I am a 7th year pharmacy student from Portland, Oregon. We understand that after about 2 years of continual SSRi therapy, a process known as neuronal sprouting begins. This term describes a process in which serotonergic neurons regrow in particular areas of the brain which display transmission deficits in depressed people. Americans, like everyone else, find themselves functioning in an increasingly demanding and stressful world. Cortisol is produced in response to stress and it is responsible for destroying seritonergic nerve endings in these critical areas of the brain that are dysfunctional in a person with depression. Decreased neuronal transmission is the physiological cause of depression in a vast majority of people. Therefore, SSRi's represent an actual physical cure for depression.
Astute reader Trey S. sent in this link to a slate.com article by author Peter D. Cramer, who wrote Listening to Prozac.

The issue that Barber addresses, distinguishing the treatment of disease from what I have called "cosmetic psychopharmacology," remains important. And it's not that Barber is wrong about the culture. Big Pharma wields too much influence. Soft technologies like psychotherapy get short shrift. The world is too much with us; late and soon, getting and spending, we lay waste our powers. But there is a danger in taking a narrow viewpoint—making our time and place out as exceptional and so finding constant crises.

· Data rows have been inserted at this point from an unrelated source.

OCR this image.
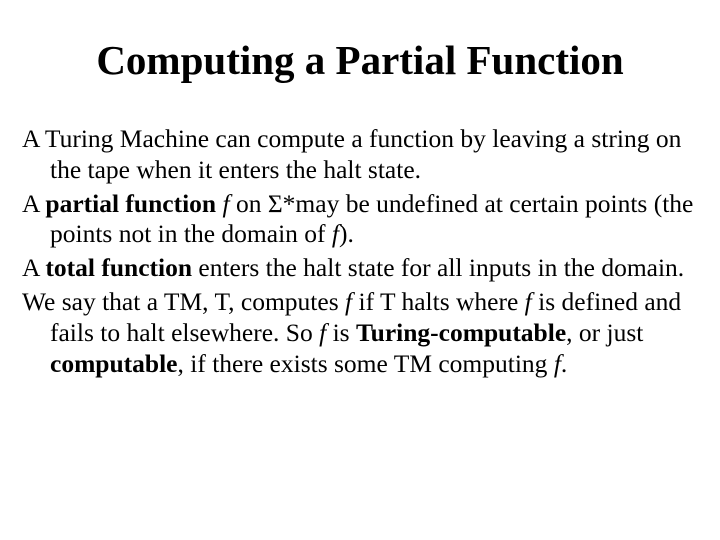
Computing a Partial Function

A Turing Machine can compute a function by leaving a string on the tape when it enters the halt state.

A partial function f on Σ*may be undefined at certain points (the points not in the domain of f).

A total function enters the halt state for all inputs in the domain.

We say that a TM, T, computes f if T halts where f is defined and fails to halt elsewhere. So f is Turing-computable, or just computable, if there exists some TM computing f.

Likewise, there is risk in answering questions prematurely. Finally, how antidepressants interact with capitalism remains uncertain. We may—this concern was at the core of Listening to Prozacbe using medication to achieve the assertiveness and confidence that our society demands. Or, as Barber suggests, we may be numbing ourselves. But two other possibilities remain on the table. We may be doing pretty well with the imperfect medicines we have. Or we may still be failing to reach numbers of people with substantial mental illness.

5. Are men only half as likely to be depressed, or do they simply self-medicate with other mind-altering substances? If you were wondering when the "paging Doctor Jack Daniel" connection would be made, here it is: though I have no studies to support this thesis, I suspect men self-medicate more often with alcohol and marijuana than women. If we included heavy users of alcohol and marijuana, I suspect some 15% of the population, men and women alike, are self-medicating either with prescription drugs or other substances.

Men tend to be "stoners," i.e. habitual users of marijuana, more than women, in my experience, though again, statistics are hard to come by. And if you can't afford Mary Jane, or don't want the risks of buying and using an illegal substance, then you turn to Doctor Jack Daniel (or Dr. Merlot or Dr. Sam Adams, etc.)

Whether we're turning to our family doctor for a prescription to an anti-depressant or seeking the solace of Dr. Daniel, we are basically accepting the politically convenient truism that our depression and stress are the result of our own weaknesses, rather than the result of inherently sick social, physical and political structures.

That's the conclusion we're supposed to reach, and I am therefore deeply skeptical of the entire truism that massive depression, unhappiness and stress are the "natural order of the American universe." I distrust the politically convenient.